A homeowner had been gone for a few days from his residence just north of Guinda, California — but upon his return Tuesday, he discovered a break-in at his home and a gun had been stolen, KOVR-TV reported.
So the homeowner already was on edge that same night when he noticed headlights in his driveway, Lt. Gary Hallenbeck of the Yolo County Sheriff's Office told the station.
What happened next?
This Second Amendment practitioner was not left out in the cold after one gun was taken from his house — he had another one at the ready.
And with the earlier break-in very likely on his mind, the homeowner presumably got himself ready for what might go down next.
"He did not go out to confront these people," Hallenbeck told KOVR. "He stayed in the house, and eventually, these people came into the residence."

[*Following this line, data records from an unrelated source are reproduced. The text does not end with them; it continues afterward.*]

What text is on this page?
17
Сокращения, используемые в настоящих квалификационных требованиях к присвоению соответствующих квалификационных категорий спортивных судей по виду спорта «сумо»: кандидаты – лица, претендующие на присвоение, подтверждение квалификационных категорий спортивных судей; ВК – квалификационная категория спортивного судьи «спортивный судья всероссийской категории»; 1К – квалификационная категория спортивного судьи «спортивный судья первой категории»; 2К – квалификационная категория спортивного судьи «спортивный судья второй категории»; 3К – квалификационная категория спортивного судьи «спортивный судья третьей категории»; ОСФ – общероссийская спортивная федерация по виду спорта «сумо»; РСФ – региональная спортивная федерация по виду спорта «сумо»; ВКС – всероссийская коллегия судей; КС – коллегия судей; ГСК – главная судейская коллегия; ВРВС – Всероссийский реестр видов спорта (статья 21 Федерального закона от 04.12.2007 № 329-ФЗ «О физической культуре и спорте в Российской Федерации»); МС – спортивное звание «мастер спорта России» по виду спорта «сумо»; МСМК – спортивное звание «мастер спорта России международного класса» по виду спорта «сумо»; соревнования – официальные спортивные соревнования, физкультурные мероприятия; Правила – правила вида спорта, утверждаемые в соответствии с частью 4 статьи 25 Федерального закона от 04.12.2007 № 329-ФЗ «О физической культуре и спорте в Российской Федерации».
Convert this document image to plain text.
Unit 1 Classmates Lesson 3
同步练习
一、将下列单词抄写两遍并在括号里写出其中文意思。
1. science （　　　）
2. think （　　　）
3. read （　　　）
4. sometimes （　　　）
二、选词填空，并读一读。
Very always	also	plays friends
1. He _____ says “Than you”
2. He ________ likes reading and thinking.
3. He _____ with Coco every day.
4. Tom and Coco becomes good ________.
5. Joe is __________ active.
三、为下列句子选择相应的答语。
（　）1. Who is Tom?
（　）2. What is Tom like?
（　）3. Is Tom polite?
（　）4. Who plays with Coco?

The culprits were a man and a woman, both with extensive criminal records, the station said. And both had just entered the wrong place at the wrong time.
"The homeowner ended up firing his weapon at them," Hallenbeck told KOVR. "On face value, it points to that self-defense side."
The elderly homeowner called 911, and when sheriff's deputies arrived, they found the man and woman had been shot, authorities said, adding that the woman was responsive while the man was not.
So deputies performed CPR on the man until paramedics arrived, but he died, the sheriff's office said. KOVR said the woman's injuries were "serious," and authorities said she was taken by air ambulance to a hospital and is expected to survive.
The homeowner remained on the scene and was cooperative with investigators, the sheriff's office said, adding that tools also were stolen from the homeowner in the earlier break-in. Authorities said the homeowner did not know the intruders and that his statements were consistent with the preliminary crime scene investigation.
The sheriff's office also said no other suspects were believed to be involved in the incident, and no arrests were made. At the completion of the investigation, investigators will forward their findings to the Yolo County District Attorney's Office for review, authorities said.
The sheriff's office added to KOVR that if residents decide to depart their homes for vacation, or if they're leaving them empty for a period of time, it's a good idea to tell neighbors so they can keep an eye on the place for a bit, and also make homes appear as lived in as possible.